И больше всего не желал князь Семён теперь покидать Москву не потому, что смерти опасайся от шляхетской сабли. Курбские не того рода, кто по накатам отсиживается. Нет! Князь Семён один только и ведал, никому не сказывал, как вошла в его сердце молодая княжна Глинская. И время прошло малое, как привёз он её на Русь, ан будто не было раньше никогда великой княгини Елены. Княжна Гелена виделась Курбскому хозяйкой в хоромах, женой. Мыслил услышать от Михаилы Глинского на то добро…
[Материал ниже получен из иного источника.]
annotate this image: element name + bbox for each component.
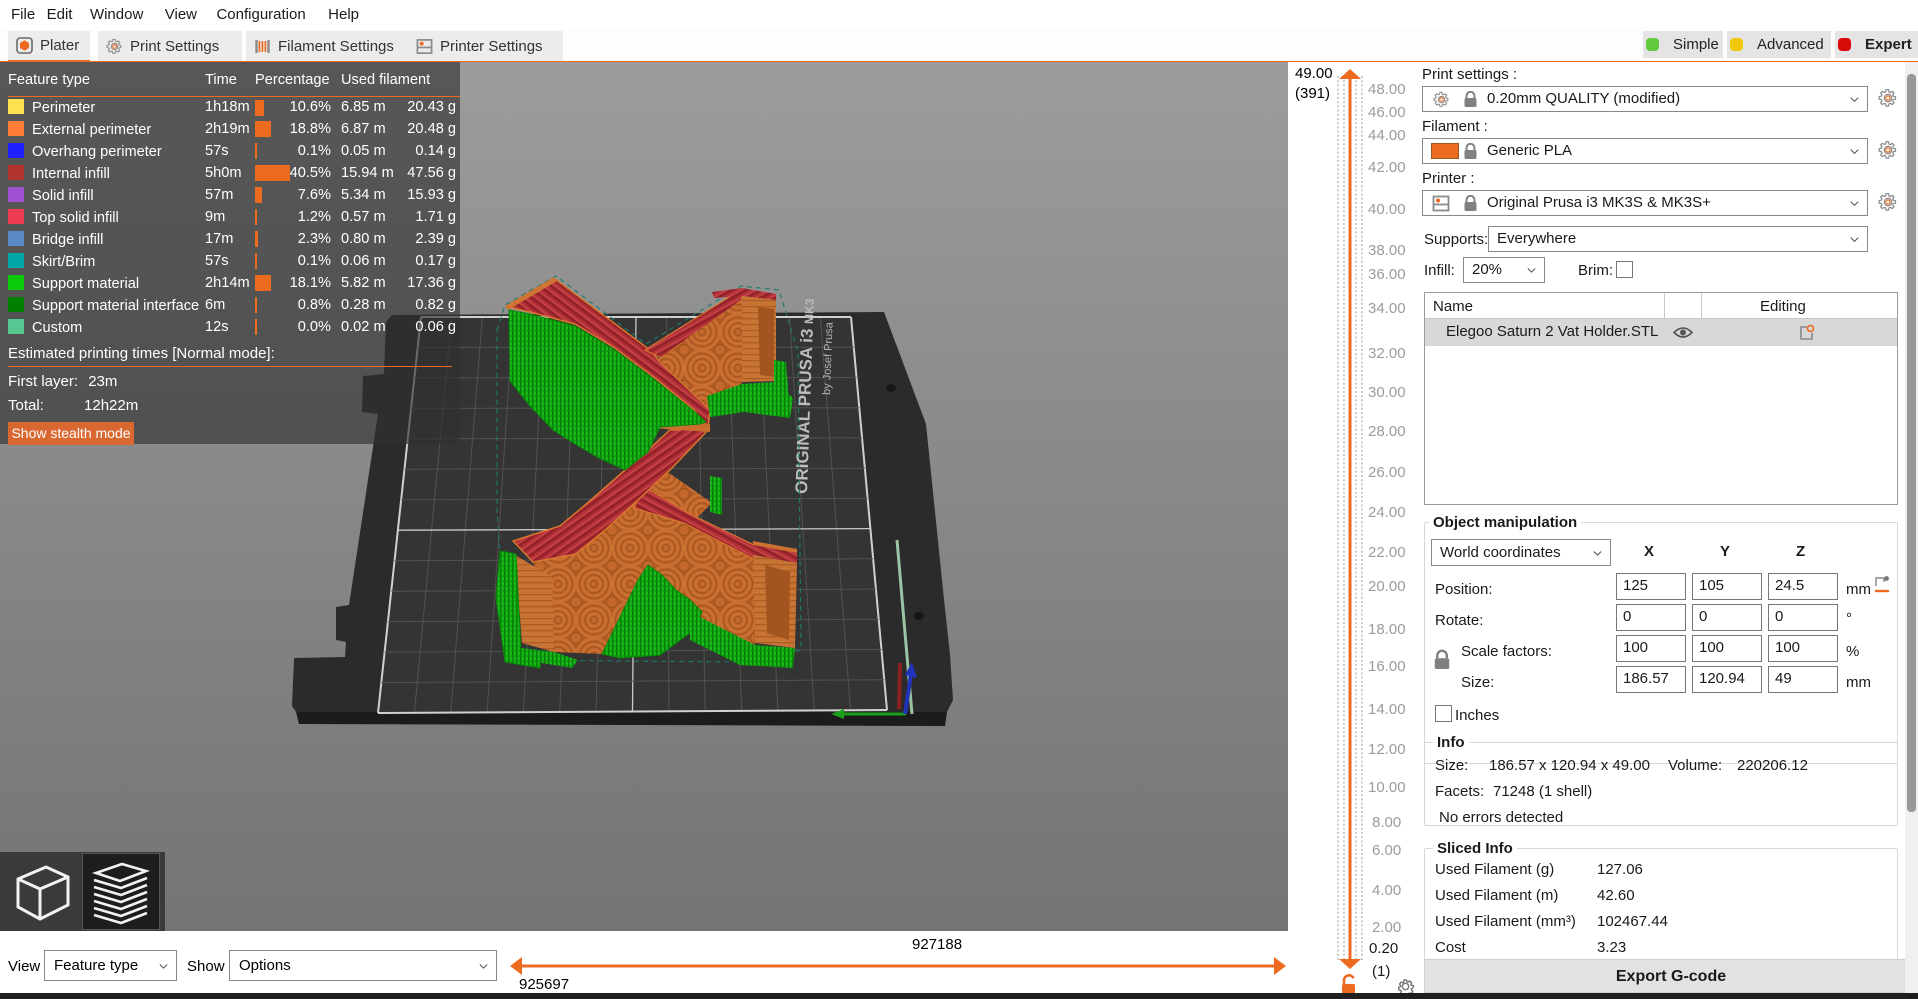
svg-text:by Josef Prusa: by Josef Prusa xyxy=(821,321,836,395)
К полудню отсидели бояре в думе, согласились на мир с Сигизмундом и по домам разбрелись. Великий князь Василий, проводив взглядом бояр, строго посмотрел на Курбского. Молчал, барабанил пальцами по подлокотнику. Потом вымолвил:

— Слышал я, княже Семён, что ты от меня сокрываешь племянницу маршал ка Елену Глинскую. Верно ли то? — Подался в кресле, насторожился.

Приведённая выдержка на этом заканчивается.